Friday, May 3, 2019

SFS Conductor and Soloist in Top Form at Davies

Violinist James Ehnes (from the SFS event page for this week’s concert)

Last night in Davies Symphony Hall, conductor Marek Janowski returned to lead the San Francisco Symphony (SFS) in the first of this week’s three subscription concerts. The soloist for this program was violinist James Ehnes, also making a return visit and this time performing Max Bruch’s Opus 26 (first) concerto in G minor. The program began with Felix Mendelssohn’s Opus 95, the concert overture he was commissioned to write based on Victor Hugo’s tragic drama Ruy Blas. The second half of the program was devoted entirely to Richard Wagner with orchestral excerpts from two of his operas, Tannhäuser and Tristan und Isolde.

Visits by both Janowski and Ehnes are eagerly anticipated. Both of them have impeccable command of their respective techniques and capacities for expressiveness that frequently sheds new light on even the most familiar compositions. The Bruch concerto is one of those compositions, and it can be demanding in ways that the casual listener might not initially recognize. Following a brief orchestral introduction, presented with just the right hints of suspense through Janowski’s direction, the violin makes its appearance with a single sustained tone. Having listened to some of the best violinists fumble over such apparent simplicity, I focus intensely on how every violinist handles that introduction.

Ehnes introduced himself with just the right blend of clarity and character. After all, the note cannot sustain itself the way the piano can by simply striking the key with the right amount of pressure. Ehnes found just the right combination of dynamic contour and vibrato to establish the suspense that Bruch intended this single note to register.

Having endowed the solo line with a compelling establishment of personality, Ehnes could then move on to introducing and developing his thematic content. Those developments proceeded with impeccable alignment with the orchestral activities coordinated by Janowski. As a result, no matter how many times one might have encountered this concerto in performance or on recording, this was an interpretation that consistently shimmered with attributes of character shared by both soloist and conductor.

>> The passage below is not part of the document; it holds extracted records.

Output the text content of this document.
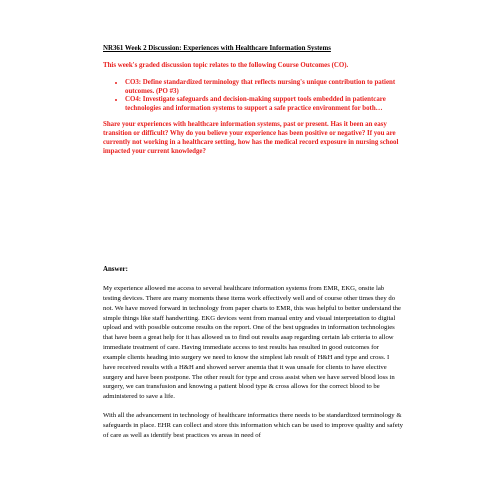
NR361 Week 2 Discussion: Experiences with Healthcare Information Systems

This week's graded discussion topic relates to the following Course Outcomes (CO).

• CO3: Define standardized terminology that reflects nursing's unique contribution to patient outcomes. (PO #3)
• CO4: Investigate safeguards and decision-making support tools embedded in patientcare technologies and information systems to support a safe practice environment for both…

Share your experiences with healthcare information systems, past or present. Has it been an easy transition or difficult? Why do you believe your experience has been positive or negative? If you are currently not working in a healthcare setting, how has the medical record exposure in nursing school impacted your current knowledge?

Answer:

My experience allowed me access to several healthcare information systems from EMR, EKG, onsite lab testing devices. There are many moments these items work effectively well and of course other times they do not. We have moved forward in technology from paper charts to EMR, this was helpful to better understand the simple things like staff handwriting. EKG devices went from manual entry and visual interpretation to digital upload and with possible outcome results on the report. One of the best upgrades in information technologies that have been a great help for it has allowed us to find out results asap regarding certain lab criteria to allow immediate treatment of care. Having immediate access to test results has resulted in good outcomes for example clients heading into surgery we need to know the simplest lab result of H&H and type and cross. I have received results with a H&H and showed server anemia that it was unsafe for clients to have elective surgery and have been postpone. The other result for type and cross assist when we have served blood loss in surgery, we can transfusion and knowing a patient blood type & cross allows for the correct blood to be administered to save a life.

With all the advancement in technology of healthcare informatics there needs to be standardized terminology & safeguards in place. EHR can collect and store this information which can be used to improve quality and safety of care as well as identify best practices vs areas in need of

The impact of this performance clearly registered with the house. Audience response was such that Ehnes returned to give two encores, each of which disclosed new aspects of his approach to repertoire. He began with a major virtuoso undertaking in its own right, the third (in D minor) of Eugène Ysaÿe’s Opus 27 collection of six sonatas for solo violin. Consisting only of a single movement, this sonata was dedicated by Georges Enescu and given the title “Ballade.” It is structured in two contrasting sections of Lento and Allegro tempos. Once again, Ehnes knew how to endow this challenging technical offering with a perfectly consistent approach to expressiveness.

While Ysaÿe’s sonatas were composed to explore the expanding sources of techniques for virtuoso performers, there is a good chance that he saw the underlying pedagogical value for a new century of both students and teachers. (The sonatas were composed in 1923.) Presumably, pedagogy also motivated the composition of sonatas and partitas for solo violin written by Johann Sebastian Bach almost exactly 200 years earlier in 1720. Ehnes played the Largo movement from BWV 1005, the third, in the key of C major, of the three sonatas. (Ysaÿe’s own project was inspired by a performance of BWV 1001, the sonata in G major, given by Joseph Szigeti.) His graceful approach to the double-stop and triple-stop passages clearly established the priority of his expressive stance over mere technical display.

That balance of the expressive and the technical was just as evident in Janowski’s Wagner offerings. He began with the two major instrumental selections from Tannhäuser, the overture and the Venusberg dance music added for the Paris performance of the opera in 1861, some sixteen years after the initial score was completed. This was followed by the opening Prelude for Tristan und Isolde, after which the set concluded with the instrumental version of the final “Liebestod” scene sung by Isolde.

Janowski clearly knows every detail that Wagner penned into these scores. When Wagner’s polyphony is at its thickest, Janowski consistently sorted out foreground from background in ways in which the full extent of orchestral coloration was never compromised. His approach to tempo consistently found ways to keep the rhetorical flow moving while always allowing just enough time to dwell on the most dramatically critical of the moments. For Wagner lovers this was music that vividly recalled the intensity of what was being enacted on the stage, but this was an interpretation in which the music fared perfectly well on its own in the absence of staging.

The Mendelssohn overture was the earliest work on the program, predating the original version of Tannhäuser by about six years. The contrast between the melodrama of Victor Hugo and the more personal dramatic qualities of Wagner’s libretto are unmistakable. One gets the impression that Mendelssohn wrote this overture to get the audience to sit up and pay attention before the drama got under way. In this case Janowski used the occasion to get our attention revved up for the Bruch concerto, and he succeeded admirably in achieving this goal.